States and Independent Countries
Let's start with what defines a State or an independent country. An independent State:
- Has space or territory which has internationally recognized boundaries (boundary disputes are OK).
- Has people who live there on an ongoing basis.
- Has economic activity and an organized economy. A country regulates foreign and domestic trade and issues money.
- Has the power of social engineering, such as education.
- Has a transportation system for moving goods and people.
- Has a government which provides public services and police power.
- Has sovereignty. No other State should have power over the country's territory.
- Has external recognition. A country has been "voted into the club" by other countries.

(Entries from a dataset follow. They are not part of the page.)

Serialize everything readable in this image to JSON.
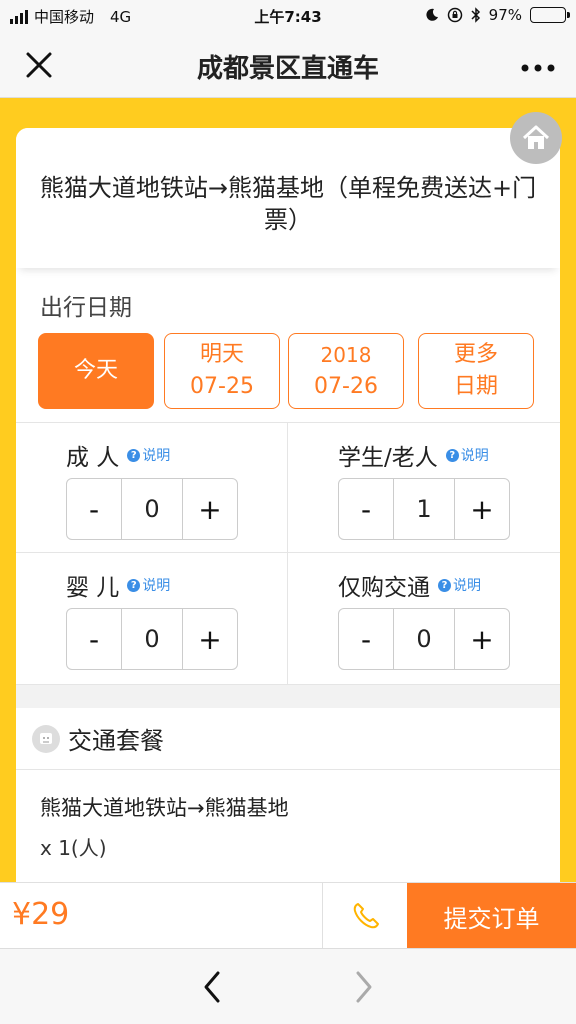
{
  "status_bar": {
    "carrier": "中国移动",
    "network": "4G",
    "time": "上午7:43",
    "battery_text": "97%",
    "battery_level": 0.97
  },
  "nav": {
    "title": "成都景区直通车"
  },
  "route": {
    "title": "熊猫大道地铁站→熊猫基地（单程免费送达+门票）"
  },
  "date_section": {
    "label": "出行日期",
    "options": [
      {
        "line1": "今天",
        "line2": "",
        "active": true
      },
      {
        "line1": "明天",
        "line2": "07-25",
        "active": false
      },
      {
        "line1": "2018",
        "line2": "07-26",
        "active": false
      },
      {
        "line1": "更多",
        "line2": "日期",
        "active": false
      }
    ]
  },
  "help_label": "说明",
  "tickets": [
    {
      "label": "成 人",
      "value": "0"
    },
    {
      "label": "学生/老人",
      "value": "1"
    },
    {
      "label": "婴 儿",
      "value": "0"
    },
    {
      "label": "仅购交通",
      "value": "0"
    }
  ],
  "stepper": {
    "minus": "-",
    "plus": "+"
  },
  "package": {
    "heading": "交通套餐",
    "route": "熊猫大道地铁站→熊猫基地",
    "quantity": "x 1(人)"
  },
  "bottom": {
    "price": "¥29",
    "submit_label": "提交订单"
  },
  "colors": {
    "accent": "#ff7a22",
    "background_yellow": "#ffcc1f",
    "link_blue": "#3a8ee6"
  }
}
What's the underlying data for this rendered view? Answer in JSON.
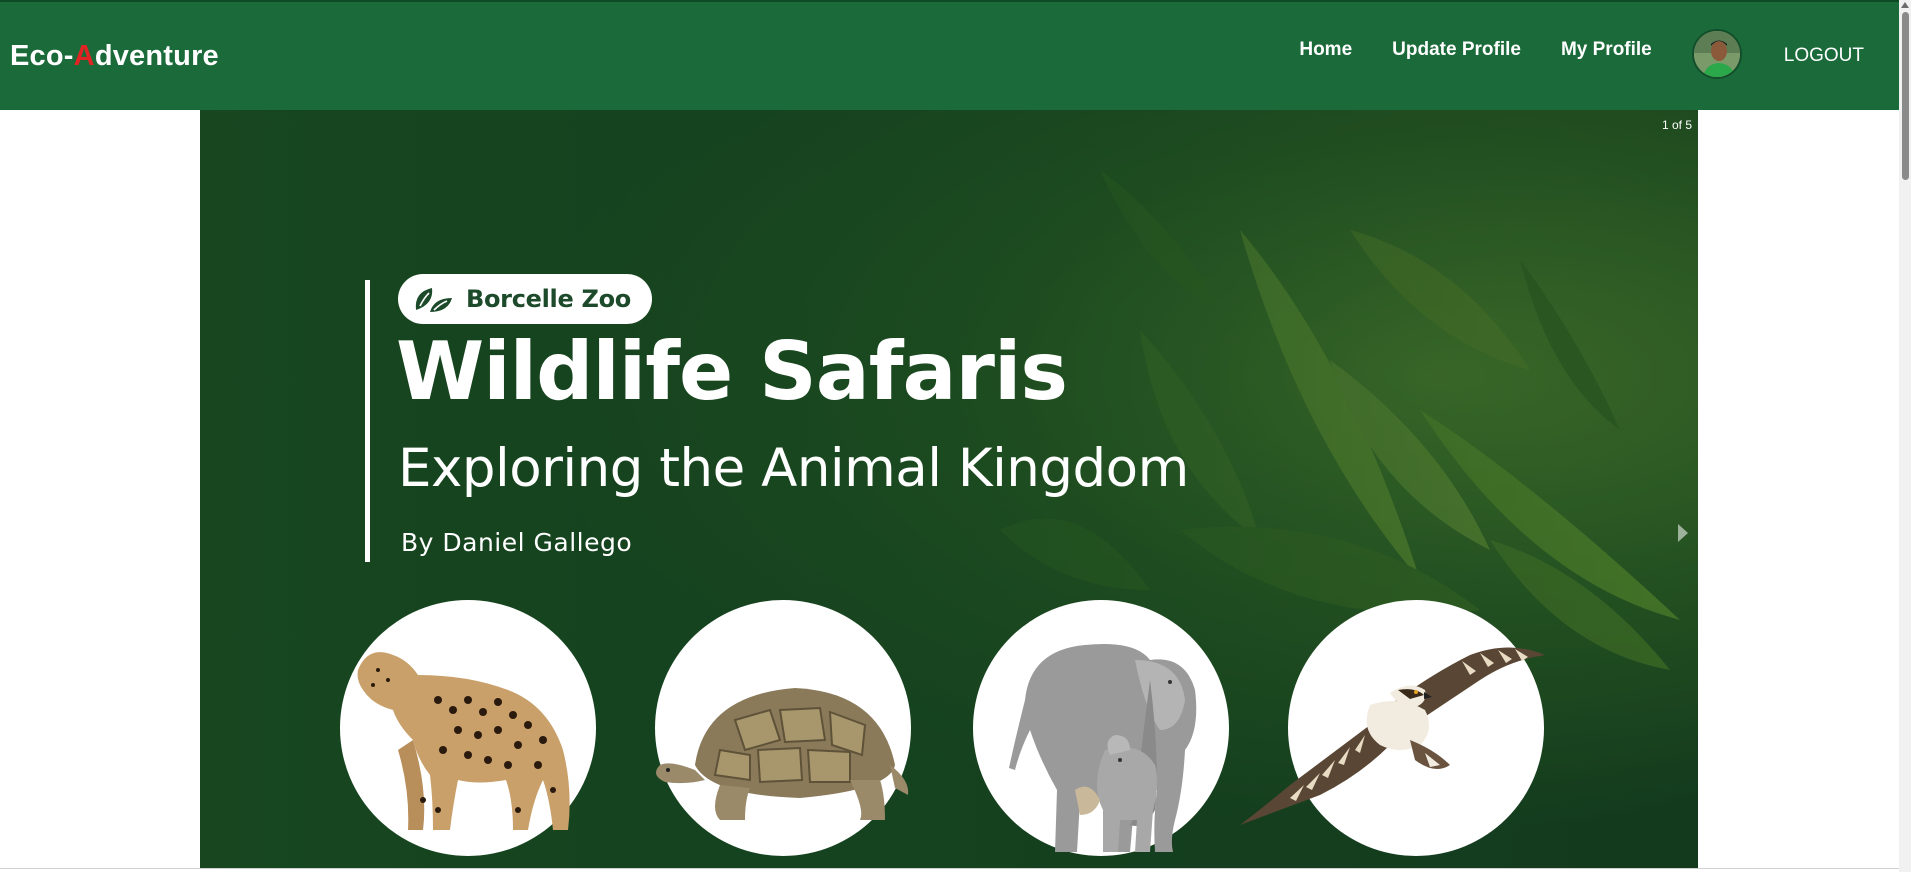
{
  "navbar": {
    "brand_prefix": "Eco-",
    "brand_accent": "A",
    "brand_suffix": "dventure",
    "links": [
      "Home",
      "Update Profile",
      "My Profile"
    ],
    "logout_label": "LOGOUT",
    "avatar_icon": "user-avatar",
    "colors": {
      "background": "#1a6a3a",
      "accent": "#e02424"
    }
  },
  "carousel": {
    "counter": "1 of 5",
    "slide": {
      "badge": "Borcelle Zoo",
      "badge_icon": "leaves-icon",
      "title": "Wildlife Safaris",
      "subtitle": "Exploring the Animal Kingdom",
      "byline": "By Daniel Gallego",
      "animals": [
        "leopard",
        "tortoise",
        "elephant",
        "osprey"
      ]
    },
    "next_icon": "chevron-right-icon"
  }
}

Examples of entities that are not countries include: Hong Kong, Bermuda, Greenland, Puerto Rico, and most notably the constituent parts of the United Kingdom. (Northern Ireland, Wales, Scotland, and England are not countries.)
A "state" (with a lower-case "s") is usually a division of a federal State (such as the states of the United States of America).
Nations and Nation-States
Nations are culturally homogeneous groups of people, larger than a single tribe or community, which share a common language, institutions, religion, and historical experience.
When a nation of people have a State or country of their own, it is called a nation-state. Places like France, Egypt, Germany, and Japan are excellent examples of nation-states. There are some States which have two nations, such as Canada and Belgium. Even with its multicultural society, the United States is also referred to as a nation-state because of the shared American "culture."
There are nations without States. For example, the Kurds are stateless people.